The C2 bird reported back to Steele:
—Roger, Juliet, the answer is affirmative. They have those two Rangers with them, over.
That was good news. But nobody seemed to know where Eversmann’s chalk had gone. Steele had just begun to contemplate a next move when Perino radioed him again about Smith. The captain knew it was hopeless to keep asking for another helicopter to come down, but he also knew he wasn’t the one covered with Smith’s blood, watching the young man’s life ebb away.
“I’m gonna ask for it, but it’s going to be pretty hard to put a bird in,” Steele said.
“I’ve got a big intersection right outside,” said Perino. “They can put one down there.”
Steele called up on the command net.
—Romeo Six Four, this is Juliet Six Four. We need medevac NOW. We have a critical who is not going to make it.
Word came back down minutes later.
—Roger, understand. We are pressing the QRF to get there as quickly as they can. I doubt that we can get a Hawk in there to get anybody out, over.
Medic Kurt Schmid had relayed a request for blood, getting Smith’s type off his dog tags. After the resupply Black Hawk came and went, he approached Delta team leader Paul Howe.
“Was there any blood?”
“No,” Howe told him.
Schmid figured the blood supply must be stretched thin dealing with all the casualties from the lost convoy. He had heard on the radio that the docs back at the base were drawing blood from donors to meet the sudden demand.
He kept working on Smith, even though it now felt helpless. He had Perino and others in their courtyard taking turns pressing into Smith’s lower abdomen to keep pressure over the femoral artery. The medic had finally relented and given Smith a morphine drip. It had quieted the corporal. He was still conscious, but just barely. He looked pale and distant. He had begun to make peace with dying. Perino could tell that even though Smith was now quiet and weak he was still alert enough to be very scared. He talked about his family. His father had been a Ranger in Vietnam, and had lost a leg in combat. His younger brother, Mike, was
planning to enlist and enter Ranger school. Mike’s twin, Matt, also wanted to join. Jamie had grown up wanting to be nothing else. He had played football and lacrosse in high school in northern New Jersey, and done well enough in his classes to graduate, which was good enough. He hadn’t been interested in books or school; he knew what he wanted to be. Nothing could deter him. Not even the scare his father, James Sr., had tried to put in him, speaking to him graphically about the horrors he had seen and experienced in Nam. Three years earlier, when he was still in basic training, Smith had written to his father, “Today while walking back from lunch I saw two Rangers walking through the company area. It’s the dream of being one of those guys in faded fatigues and a black beret that keeps me going.”

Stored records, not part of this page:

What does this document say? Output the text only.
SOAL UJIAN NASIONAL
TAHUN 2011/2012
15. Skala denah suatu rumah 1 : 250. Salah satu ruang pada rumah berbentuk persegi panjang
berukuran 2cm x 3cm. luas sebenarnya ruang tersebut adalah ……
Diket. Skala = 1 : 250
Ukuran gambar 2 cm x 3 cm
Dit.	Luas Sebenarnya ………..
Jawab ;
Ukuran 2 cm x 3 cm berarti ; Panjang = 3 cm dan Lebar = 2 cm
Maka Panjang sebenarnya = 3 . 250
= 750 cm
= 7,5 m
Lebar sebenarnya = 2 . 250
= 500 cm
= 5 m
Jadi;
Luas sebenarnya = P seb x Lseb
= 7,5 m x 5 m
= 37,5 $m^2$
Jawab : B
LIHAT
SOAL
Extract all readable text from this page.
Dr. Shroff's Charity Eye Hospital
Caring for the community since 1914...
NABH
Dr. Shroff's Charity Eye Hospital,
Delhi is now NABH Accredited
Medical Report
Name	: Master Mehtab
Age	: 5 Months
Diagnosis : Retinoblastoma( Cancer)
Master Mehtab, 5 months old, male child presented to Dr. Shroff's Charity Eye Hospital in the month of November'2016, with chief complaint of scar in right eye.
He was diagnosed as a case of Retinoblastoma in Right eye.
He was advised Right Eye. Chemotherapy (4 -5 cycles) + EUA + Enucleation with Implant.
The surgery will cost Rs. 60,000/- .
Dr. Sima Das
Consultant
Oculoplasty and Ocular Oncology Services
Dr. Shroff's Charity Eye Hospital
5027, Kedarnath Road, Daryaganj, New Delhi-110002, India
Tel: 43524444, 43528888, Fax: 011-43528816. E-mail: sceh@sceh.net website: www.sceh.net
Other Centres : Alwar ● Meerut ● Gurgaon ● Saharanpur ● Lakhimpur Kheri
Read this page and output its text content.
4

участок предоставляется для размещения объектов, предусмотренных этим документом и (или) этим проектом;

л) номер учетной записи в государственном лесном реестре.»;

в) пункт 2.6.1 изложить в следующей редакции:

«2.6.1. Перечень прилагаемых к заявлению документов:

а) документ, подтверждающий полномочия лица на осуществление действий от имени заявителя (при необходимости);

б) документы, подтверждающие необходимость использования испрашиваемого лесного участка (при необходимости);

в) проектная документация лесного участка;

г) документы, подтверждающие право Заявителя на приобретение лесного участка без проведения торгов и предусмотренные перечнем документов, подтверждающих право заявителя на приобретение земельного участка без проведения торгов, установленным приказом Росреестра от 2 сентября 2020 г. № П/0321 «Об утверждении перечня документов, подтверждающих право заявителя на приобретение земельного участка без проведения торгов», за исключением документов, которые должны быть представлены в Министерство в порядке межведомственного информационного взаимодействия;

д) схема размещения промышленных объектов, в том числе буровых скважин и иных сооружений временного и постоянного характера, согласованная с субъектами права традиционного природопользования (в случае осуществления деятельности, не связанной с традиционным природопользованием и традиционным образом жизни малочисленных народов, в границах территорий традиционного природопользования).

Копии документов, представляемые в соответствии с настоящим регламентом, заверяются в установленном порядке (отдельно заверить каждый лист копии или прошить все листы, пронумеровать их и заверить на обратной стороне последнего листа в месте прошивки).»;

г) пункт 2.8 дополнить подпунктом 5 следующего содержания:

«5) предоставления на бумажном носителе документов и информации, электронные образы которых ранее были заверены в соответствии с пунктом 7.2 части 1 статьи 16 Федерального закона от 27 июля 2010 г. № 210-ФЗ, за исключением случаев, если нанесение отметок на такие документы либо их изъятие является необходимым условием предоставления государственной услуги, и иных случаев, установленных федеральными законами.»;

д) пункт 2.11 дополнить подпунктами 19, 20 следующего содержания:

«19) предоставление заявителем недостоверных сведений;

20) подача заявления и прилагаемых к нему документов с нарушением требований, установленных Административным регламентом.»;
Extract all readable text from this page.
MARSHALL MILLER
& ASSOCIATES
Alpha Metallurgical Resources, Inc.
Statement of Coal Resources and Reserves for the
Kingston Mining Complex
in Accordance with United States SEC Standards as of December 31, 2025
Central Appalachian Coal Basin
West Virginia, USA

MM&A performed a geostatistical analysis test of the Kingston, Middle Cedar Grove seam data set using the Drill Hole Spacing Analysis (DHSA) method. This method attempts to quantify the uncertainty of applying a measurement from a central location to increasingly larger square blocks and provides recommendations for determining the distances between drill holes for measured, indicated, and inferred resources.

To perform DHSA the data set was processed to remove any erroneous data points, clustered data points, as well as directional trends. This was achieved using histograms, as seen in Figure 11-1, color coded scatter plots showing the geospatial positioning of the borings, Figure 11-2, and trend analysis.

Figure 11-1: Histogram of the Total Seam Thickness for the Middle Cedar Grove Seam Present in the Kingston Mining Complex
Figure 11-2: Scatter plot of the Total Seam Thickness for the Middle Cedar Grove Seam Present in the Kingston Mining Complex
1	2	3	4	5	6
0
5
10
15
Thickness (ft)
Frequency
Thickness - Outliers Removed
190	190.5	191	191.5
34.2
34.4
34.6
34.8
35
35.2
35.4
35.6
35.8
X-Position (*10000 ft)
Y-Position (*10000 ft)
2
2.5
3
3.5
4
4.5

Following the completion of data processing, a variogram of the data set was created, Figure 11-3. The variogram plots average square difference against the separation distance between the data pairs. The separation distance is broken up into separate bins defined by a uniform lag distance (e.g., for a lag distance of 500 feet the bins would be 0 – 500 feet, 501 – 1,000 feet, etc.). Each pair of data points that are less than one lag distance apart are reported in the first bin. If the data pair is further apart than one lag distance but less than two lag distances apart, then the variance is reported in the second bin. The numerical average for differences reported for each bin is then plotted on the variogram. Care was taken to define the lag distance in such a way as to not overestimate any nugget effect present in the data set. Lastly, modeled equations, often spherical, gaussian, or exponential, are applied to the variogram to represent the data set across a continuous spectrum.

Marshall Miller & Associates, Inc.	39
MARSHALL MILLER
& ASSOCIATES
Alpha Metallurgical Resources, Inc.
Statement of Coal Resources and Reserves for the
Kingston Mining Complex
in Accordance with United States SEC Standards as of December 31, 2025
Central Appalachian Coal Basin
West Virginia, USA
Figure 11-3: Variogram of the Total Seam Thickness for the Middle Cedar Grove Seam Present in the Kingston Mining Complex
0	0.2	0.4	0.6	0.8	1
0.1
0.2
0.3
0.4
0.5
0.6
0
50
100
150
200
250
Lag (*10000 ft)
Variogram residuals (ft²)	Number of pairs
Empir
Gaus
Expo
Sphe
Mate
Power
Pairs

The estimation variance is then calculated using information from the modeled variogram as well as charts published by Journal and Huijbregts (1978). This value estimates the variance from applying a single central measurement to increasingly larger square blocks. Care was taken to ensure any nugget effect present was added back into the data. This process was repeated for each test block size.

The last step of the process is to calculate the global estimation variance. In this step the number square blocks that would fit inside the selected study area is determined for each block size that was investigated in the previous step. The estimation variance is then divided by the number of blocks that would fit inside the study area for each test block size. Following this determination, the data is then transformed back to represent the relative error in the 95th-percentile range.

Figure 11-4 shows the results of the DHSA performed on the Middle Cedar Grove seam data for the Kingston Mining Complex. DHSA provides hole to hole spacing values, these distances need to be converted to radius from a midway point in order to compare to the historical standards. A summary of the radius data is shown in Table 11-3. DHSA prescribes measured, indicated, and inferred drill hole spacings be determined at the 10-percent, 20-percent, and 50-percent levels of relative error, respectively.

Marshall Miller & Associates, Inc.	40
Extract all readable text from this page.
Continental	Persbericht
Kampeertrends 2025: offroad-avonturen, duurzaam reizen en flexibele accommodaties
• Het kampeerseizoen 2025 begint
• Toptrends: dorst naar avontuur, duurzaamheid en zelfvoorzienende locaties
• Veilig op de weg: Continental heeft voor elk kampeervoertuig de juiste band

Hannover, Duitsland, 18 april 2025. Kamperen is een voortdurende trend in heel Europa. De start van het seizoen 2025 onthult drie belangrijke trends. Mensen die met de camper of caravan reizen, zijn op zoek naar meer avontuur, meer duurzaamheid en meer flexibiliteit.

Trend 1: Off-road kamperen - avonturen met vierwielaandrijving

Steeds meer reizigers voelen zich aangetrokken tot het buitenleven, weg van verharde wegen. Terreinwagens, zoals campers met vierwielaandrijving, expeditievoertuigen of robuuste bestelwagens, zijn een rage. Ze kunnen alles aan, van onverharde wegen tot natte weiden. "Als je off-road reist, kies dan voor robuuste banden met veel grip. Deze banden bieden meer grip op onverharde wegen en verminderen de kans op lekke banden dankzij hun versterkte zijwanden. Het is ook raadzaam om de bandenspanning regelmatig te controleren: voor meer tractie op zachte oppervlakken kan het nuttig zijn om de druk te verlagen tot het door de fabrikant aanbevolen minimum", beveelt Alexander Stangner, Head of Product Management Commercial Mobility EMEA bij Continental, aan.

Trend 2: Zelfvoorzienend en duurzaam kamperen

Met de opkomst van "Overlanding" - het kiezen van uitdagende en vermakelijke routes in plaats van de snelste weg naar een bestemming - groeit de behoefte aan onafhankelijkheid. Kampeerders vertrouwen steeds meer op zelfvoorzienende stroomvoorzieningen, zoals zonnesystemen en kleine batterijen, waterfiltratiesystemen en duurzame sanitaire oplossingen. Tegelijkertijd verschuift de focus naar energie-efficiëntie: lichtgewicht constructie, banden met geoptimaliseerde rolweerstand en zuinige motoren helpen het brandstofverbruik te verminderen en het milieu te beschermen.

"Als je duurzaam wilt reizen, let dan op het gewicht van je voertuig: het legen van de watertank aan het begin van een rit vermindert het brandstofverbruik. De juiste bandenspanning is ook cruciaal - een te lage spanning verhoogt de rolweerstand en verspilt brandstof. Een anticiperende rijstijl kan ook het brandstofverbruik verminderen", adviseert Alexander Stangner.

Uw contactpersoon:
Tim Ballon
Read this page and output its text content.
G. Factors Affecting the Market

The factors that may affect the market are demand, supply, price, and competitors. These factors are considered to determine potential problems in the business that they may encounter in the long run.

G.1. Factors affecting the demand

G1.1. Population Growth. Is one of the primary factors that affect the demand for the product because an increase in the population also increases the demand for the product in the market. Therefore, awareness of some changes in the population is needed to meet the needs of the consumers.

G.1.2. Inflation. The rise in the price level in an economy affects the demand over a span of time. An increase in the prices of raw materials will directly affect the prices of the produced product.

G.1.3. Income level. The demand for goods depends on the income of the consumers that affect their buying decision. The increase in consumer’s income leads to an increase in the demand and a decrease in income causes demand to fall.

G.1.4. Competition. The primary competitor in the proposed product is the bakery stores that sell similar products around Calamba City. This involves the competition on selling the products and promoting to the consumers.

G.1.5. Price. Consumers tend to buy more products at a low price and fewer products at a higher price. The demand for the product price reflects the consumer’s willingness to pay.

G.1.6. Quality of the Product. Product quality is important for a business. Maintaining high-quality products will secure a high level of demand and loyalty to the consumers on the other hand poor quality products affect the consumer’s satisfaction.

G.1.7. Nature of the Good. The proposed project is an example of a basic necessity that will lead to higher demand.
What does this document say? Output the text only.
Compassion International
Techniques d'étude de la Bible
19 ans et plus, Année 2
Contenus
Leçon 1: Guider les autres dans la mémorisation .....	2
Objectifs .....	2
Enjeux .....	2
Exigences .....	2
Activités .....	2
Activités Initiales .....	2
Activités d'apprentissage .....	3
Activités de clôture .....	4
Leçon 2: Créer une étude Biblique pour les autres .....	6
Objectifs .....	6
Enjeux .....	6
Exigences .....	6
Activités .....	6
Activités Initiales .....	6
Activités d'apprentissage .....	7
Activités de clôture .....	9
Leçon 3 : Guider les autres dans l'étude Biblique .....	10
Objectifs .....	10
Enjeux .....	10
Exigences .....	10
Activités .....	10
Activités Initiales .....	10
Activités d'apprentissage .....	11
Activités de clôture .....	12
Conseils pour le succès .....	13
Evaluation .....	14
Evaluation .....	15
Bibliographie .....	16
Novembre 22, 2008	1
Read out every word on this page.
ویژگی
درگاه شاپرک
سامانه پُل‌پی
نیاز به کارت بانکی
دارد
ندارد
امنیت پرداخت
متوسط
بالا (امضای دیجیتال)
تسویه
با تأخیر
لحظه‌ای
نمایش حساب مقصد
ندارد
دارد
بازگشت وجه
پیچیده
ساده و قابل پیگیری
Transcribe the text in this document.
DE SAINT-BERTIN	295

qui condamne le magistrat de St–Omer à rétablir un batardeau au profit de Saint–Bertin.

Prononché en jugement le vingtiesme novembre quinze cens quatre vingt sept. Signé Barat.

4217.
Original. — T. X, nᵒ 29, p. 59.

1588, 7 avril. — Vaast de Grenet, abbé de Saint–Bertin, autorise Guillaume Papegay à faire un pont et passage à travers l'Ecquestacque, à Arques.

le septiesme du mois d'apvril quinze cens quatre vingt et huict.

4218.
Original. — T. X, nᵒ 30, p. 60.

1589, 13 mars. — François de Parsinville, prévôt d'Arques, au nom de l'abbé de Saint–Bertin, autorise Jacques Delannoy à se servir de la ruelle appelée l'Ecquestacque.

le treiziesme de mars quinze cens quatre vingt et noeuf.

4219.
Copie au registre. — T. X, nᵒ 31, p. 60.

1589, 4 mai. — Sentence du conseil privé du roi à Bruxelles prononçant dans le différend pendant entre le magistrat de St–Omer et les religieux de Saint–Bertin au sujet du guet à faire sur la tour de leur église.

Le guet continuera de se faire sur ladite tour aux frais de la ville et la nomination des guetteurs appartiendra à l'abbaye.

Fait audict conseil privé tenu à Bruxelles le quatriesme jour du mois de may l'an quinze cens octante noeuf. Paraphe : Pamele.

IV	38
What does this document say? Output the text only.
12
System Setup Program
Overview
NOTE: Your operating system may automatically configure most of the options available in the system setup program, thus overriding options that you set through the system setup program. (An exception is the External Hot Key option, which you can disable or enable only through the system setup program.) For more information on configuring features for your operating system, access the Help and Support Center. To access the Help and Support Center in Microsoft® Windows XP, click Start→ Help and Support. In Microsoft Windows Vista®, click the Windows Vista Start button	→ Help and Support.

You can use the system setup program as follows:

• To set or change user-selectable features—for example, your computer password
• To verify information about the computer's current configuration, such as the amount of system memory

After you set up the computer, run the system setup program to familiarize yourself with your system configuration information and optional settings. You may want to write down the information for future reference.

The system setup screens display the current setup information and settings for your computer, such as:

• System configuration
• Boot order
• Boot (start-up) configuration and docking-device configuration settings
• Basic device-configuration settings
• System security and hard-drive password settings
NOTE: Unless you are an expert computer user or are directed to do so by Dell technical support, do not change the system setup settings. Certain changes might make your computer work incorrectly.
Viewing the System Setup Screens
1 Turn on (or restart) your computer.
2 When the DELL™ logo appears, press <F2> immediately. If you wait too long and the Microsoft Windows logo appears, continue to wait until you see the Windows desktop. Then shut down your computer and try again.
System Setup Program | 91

Smith was now asking the medic to tell his parents and family goodbye and to tell them that he had been thinking of them as he died, and that he loved them. They said prayers together.
“Hold tight,” Schmid told the dying corporal. “We’re working on getting you out of here. I’m doing everything I can.”
Away from Smith, the medic kept telling Perino, “We need help. He’s not going to make it.”
But how to convey the urgency with so much else going on? The resupply had delivered more IV fluids, and Schmid pumped those into Smith, but the kid had lost too much blood. He needed a doctor and a hospital. Even that may not have been enough to save him. He was just barely alive.